White v Chief Constable of South Yorkshire [1998] The claimants were police
officers who all had some part in helping victims at Hillsborough and suffered 
psychiatric injury. The House of Lords held that rescuers did not have a special 
position and had to follow the normal rules for primary and secondary victims. 
They were not in physical danger and not therefore primary victims. Neither could 
they establish they had a close relationship with the injured so failed as 
secondary victims. It is necessary to define `nervous shock' which is the rather 
quaint term still sometimes used by lawyers for various kinds of 
psychiatric injury...rest of para

word1 can be: shock, (nervous shock)

word2 can be: psychiatric

exact phrase: (nervous shock)

Commands

alias s='sh /path/shell/script.sh'
export p='path/pdf/files'

In terminal:

s "$p" 10 -5 "word1/|word2"          #for OR search
s "$p" 10 -5 "word1.*word2.*word3"   #for AND search
s "$p" 10 -5  ""exact phrase""       #for phrase search

Second Test Sample: An example pdf file, since command runs on pdf document: Test-File. Its 4 pages (part of 361 pg file)

If we run the following command on it, as the solution mentions:

s "$p" 10 -5 'doctrine of basic structure' > ~/desktop/BSD.txt && open ~/desktop/BSD.txt

we'll get the relevant text and 'll avoid going through entire file.
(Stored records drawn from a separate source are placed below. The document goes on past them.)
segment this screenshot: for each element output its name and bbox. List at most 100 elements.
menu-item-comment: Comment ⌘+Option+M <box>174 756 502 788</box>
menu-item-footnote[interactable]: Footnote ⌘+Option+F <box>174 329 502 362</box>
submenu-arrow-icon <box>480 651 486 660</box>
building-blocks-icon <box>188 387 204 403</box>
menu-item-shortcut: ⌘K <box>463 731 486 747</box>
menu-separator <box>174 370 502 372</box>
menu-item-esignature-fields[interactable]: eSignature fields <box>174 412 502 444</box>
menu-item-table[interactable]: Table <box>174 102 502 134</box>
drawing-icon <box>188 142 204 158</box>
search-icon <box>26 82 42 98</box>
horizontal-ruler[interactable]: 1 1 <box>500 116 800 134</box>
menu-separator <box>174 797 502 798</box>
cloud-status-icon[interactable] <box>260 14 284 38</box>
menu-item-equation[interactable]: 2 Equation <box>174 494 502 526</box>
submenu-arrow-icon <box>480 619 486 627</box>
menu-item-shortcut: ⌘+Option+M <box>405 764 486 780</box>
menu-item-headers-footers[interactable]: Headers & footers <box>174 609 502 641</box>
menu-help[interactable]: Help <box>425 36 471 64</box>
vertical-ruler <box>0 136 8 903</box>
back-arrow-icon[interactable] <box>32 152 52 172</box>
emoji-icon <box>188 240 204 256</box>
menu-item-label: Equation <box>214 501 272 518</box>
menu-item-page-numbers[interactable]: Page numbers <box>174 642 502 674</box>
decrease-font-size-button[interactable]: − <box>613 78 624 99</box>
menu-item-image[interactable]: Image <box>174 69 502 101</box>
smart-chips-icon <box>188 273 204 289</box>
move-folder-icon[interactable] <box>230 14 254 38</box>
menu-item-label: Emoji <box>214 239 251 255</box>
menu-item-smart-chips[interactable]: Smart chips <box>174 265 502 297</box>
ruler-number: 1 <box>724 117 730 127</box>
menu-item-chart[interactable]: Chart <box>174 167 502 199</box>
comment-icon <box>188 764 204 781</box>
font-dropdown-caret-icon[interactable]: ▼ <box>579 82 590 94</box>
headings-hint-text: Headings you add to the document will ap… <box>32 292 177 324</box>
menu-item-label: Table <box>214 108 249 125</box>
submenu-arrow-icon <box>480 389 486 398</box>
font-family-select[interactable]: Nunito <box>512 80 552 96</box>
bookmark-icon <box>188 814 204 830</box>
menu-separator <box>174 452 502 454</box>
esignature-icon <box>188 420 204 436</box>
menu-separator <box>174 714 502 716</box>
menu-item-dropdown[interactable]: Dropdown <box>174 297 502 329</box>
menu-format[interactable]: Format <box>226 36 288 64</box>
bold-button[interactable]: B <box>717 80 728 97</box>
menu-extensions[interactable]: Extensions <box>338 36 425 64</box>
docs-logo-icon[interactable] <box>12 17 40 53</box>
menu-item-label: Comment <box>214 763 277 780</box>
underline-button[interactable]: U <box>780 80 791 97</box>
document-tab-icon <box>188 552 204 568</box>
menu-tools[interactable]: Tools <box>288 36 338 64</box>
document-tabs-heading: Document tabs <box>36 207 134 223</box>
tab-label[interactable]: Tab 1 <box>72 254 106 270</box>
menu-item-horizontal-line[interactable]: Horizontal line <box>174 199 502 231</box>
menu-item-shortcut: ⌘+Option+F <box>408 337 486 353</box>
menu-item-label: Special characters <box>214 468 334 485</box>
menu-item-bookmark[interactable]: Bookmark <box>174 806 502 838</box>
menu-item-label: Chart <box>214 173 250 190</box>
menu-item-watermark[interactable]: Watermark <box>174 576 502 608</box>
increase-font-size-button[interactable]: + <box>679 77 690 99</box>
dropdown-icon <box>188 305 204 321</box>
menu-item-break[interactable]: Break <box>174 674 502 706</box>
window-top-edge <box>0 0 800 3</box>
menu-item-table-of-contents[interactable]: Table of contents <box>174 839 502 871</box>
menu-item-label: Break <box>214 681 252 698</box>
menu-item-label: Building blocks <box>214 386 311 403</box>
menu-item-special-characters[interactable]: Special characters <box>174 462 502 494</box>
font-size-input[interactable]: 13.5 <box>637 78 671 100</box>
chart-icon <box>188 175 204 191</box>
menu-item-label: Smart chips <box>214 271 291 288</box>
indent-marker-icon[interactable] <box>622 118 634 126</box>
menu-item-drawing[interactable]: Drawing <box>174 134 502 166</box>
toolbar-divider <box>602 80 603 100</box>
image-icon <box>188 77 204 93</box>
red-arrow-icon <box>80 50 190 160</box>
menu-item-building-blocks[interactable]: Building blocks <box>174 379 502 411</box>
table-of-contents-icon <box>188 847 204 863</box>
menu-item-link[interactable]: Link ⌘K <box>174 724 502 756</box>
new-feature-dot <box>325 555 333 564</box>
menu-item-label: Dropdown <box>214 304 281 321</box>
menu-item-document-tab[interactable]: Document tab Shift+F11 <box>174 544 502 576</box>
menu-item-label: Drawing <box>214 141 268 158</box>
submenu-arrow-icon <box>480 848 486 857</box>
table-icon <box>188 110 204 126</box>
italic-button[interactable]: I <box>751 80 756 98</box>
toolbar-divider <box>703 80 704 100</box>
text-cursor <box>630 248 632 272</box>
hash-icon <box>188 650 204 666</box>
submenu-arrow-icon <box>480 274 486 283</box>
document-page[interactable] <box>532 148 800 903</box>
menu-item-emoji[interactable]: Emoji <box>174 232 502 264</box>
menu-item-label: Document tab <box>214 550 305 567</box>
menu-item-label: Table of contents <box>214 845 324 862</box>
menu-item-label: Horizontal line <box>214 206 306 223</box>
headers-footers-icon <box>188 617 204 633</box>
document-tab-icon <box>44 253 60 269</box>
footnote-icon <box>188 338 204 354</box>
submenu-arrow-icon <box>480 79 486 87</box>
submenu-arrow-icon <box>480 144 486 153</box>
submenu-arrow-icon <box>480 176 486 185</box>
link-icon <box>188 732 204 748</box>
Thought it would be a cool way to read what we want rather than going traditional approach.


Solution

  • You need to:

    • pass a double-quoted command string to sh -c in order for the embedded shell-variable references to be expanded (which then requires escaping embedded " instances as \").

    • quote the regex with printf %q for safe inclusion in the command string - note that this requires bash, ksh, or zsh as the shell.

    dir=$1
    numMatches=$2
    context=$3
    regexQuoted=$(printf %q "$4")
    
    find "${dir}" -type f -name '*.pdf' -exec sh -c "pdftotext \"{}\" - |
      grep -E -m${numMatches} --with-filename --label=\"{}\" ${context} ${regexQuoted}" \;
    

    The 3 invocation scenarios would then be:

    s "$p" 10 -5 'word1|word2'          #for OR search
    s "$p" 10 -5 'word1.*word2.*word3'  #for AND search
    s "$p" 10 -5 'exact phrase'         #for phrase search
    

    Note that there's no need to escape | and no need to add an extra layer of double quotes around exact phrase.

    Also note that I've replaced --line-buffered with --with-filename, as I assume that's what you meant (to have the matching lines prefixed with the PDF file path).


    Note that with the above approach a shell instance must be created for every input path, which is inefficient, so consider rewriting your command as follows, which also obviates the need for printf %q (assume regex=$4):

    find "${dir}" -type f -name '*.pdf' | 
      while IFS= read -r file; do
        pdftotext "$f" - |
          grep -E -m${numMatches} --with-filename --label="$f" ${context} "${regex}"
      done
    

    The above assumes that your filenames have no embedded newlines, which is rarely a real-world concern. If it is, there a ways to solve the problem.

    An additional advantage of this solution is that it uses only POSIX-compliant shell features, but note that the grep command uses nonstandard options.